Apparently you assumed an unrealistic high magnetizing current in the simulation (cos phi at rated load < 0.3 !).

A point that hasn't been said yet, is the 12V/1A load expected permanently with no risk of disconnection? Otherwise the transformer would be burned in the voltage divider circuit.

Hi FvM,

Can you bit elaborate the description, actually I am planning to convert 12 volt secondary to DC and use it. Peter's suggatation is not to use voltage divider circuit for such a conversion because of huge power loss in the resistor at full load and even fair enough. My interest here is understand dose capacitor will help in reduction of power rating of resistor or not. Also any other problem like voltage surge generation because of use of transformer primary connected with capacitor parallel. If power loss in the resistor is not a point of concern how to compute the rating of capacitor.

With regards,

Milind

 

[FvM]

The parallel capacitor won't be necessary if the transformer has the usual low magnetizing current, at least it's not essential.
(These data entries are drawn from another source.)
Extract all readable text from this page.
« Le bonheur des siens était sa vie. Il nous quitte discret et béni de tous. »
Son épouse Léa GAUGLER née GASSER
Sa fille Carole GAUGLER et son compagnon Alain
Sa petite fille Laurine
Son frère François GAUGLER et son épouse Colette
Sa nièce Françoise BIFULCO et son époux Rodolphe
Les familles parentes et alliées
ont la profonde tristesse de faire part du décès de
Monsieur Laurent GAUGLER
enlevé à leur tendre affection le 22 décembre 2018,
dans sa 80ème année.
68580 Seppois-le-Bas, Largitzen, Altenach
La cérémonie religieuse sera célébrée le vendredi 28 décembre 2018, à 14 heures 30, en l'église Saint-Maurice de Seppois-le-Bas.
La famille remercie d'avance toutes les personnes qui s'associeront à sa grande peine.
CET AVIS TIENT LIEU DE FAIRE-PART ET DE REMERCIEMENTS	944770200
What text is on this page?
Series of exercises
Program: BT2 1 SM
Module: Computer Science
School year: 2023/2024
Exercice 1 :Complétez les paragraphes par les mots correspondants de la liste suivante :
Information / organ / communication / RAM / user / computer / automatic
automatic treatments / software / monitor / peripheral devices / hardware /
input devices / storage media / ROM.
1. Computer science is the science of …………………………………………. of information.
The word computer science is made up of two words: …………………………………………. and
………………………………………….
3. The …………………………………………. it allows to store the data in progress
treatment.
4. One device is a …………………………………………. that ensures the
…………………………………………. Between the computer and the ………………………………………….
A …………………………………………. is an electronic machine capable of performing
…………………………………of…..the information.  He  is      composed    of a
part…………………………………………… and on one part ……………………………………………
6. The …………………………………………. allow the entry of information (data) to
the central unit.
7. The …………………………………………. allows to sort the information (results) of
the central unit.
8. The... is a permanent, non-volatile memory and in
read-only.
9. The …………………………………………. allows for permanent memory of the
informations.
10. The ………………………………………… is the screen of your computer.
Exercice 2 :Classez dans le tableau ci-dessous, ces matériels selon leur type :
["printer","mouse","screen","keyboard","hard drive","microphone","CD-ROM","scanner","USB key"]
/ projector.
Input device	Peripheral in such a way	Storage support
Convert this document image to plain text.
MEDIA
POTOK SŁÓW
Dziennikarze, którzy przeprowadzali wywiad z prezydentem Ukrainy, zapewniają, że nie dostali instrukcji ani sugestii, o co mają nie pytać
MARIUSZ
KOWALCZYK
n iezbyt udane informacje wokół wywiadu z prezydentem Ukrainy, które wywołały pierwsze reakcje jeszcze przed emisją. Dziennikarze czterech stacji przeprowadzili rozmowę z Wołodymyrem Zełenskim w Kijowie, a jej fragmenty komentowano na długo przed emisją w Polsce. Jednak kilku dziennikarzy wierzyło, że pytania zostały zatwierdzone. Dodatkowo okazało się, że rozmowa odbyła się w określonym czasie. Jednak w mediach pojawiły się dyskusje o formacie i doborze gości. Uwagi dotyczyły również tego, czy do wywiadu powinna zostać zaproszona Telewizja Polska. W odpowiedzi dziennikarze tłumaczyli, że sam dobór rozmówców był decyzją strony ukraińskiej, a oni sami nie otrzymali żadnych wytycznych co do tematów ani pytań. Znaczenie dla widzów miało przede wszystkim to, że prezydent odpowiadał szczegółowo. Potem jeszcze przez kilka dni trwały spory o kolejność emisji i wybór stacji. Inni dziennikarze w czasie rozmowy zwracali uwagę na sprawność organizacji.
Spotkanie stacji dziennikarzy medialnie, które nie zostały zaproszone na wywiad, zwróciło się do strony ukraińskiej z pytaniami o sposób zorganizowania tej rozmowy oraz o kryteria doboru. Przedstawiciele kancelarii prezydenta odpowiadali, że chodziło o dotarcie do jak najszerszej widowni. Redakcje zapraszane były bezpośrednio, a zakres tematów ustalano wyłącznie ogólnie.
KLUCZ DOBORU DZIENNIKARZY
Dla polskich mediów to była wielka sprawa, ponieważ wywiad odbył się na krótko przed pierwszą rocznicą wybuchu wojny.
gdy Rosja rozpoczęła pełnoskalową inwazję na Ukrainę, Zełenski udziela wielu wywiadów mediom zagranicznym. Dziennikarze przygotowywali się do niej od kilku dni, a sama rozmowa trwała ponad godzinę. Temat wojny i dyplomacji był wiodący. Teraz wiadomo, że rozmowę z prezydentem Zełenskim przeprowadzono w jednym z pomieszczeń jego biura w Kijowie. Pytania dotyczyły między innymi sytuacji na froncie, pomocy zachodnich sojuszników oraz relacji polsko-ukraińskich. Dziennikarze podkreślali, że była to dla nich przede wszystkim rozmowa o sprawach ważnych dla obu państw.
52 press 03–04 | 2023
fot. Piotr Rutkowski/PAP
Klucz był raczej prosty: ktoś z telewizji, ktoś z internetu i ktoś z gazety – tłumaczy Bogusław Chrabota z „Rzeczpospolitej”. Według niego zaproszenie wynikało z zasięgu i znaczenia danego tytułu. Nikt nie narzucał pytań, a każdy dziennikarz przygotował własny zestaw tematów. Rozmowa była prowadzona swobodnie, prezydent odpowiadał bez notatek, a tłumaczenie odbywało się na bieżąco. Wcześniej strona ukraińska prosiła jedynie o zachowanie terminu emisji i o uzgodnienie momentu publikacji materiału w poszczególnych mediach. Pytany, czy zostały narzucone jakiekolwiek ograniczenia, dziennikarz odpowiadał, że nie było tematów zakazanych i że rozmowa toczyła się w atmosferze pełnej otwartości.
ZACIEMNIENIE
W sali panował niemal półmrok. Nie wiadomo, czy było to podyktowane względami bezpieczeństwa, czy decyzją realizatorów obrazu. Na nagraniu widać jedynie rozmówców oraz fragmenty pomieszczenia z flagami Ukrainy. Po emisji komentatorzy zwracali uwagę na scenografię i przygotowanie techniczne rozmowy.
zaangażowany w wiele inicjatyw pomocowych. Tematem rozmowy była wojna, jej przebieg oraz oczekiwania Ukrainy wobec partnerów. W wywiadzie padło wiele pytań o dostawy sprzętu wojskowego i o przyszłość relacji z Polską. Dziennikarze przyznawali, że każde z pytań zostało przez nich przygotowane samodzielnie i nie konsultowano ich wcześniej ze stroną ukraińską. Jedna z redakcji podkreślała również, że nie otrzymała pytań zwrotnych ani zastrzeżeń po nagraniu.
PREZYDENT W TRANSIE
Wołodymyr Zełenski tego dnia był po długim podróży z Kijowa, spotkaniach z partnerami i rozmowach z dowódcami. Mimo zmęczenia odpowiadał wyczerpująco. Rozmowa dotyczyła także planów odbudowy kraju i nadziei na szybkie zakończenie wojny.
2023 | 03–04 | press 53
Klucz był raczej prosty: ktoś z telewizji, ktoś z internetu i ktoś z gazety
A series capacitor with a smaller resistor to limit inrush and surge currents would be my favourite solution. But it can only work if the transformer has a guaranteed constant load. In case of a DC power supply a power zener diode that can absorb the full output power if the regular load is disconnected would be mandatory for safe operation. Also the primary should be fuse protected.

 

[milind.a.kulkarni]

Hi FvM,

I am just putting two attachement with post

Circuit1(3686796500_1380180318.png) is what was in my mind.....
Circuit2(3686796500_1380180319.png) is what you was suggesting....

Did I caught your post post correctly or not ?



with regards,

Milind



https://obrazki.elektroda.pl/3686796500_1380180318.png
https://obrazki.elektroda.pl/2622001100_1380180319.png

 

[FvM]

R2 needs reacalculation, also the parallel RC circuit, if used at all.

My suggestion was a Z-diode directly after the rectifier to safely limit the voltage across the transformer. A correctly calculated R2 could achieve the same.

A series capacitor would have a considerable lower value (about 0.68 µF), but according to AC network laws, it's operating voltage is about 370 V, it must be rated for 400 V AC. The peak current limiting resistor should have a slightly higher value, e.g. 50 to 100 ohm.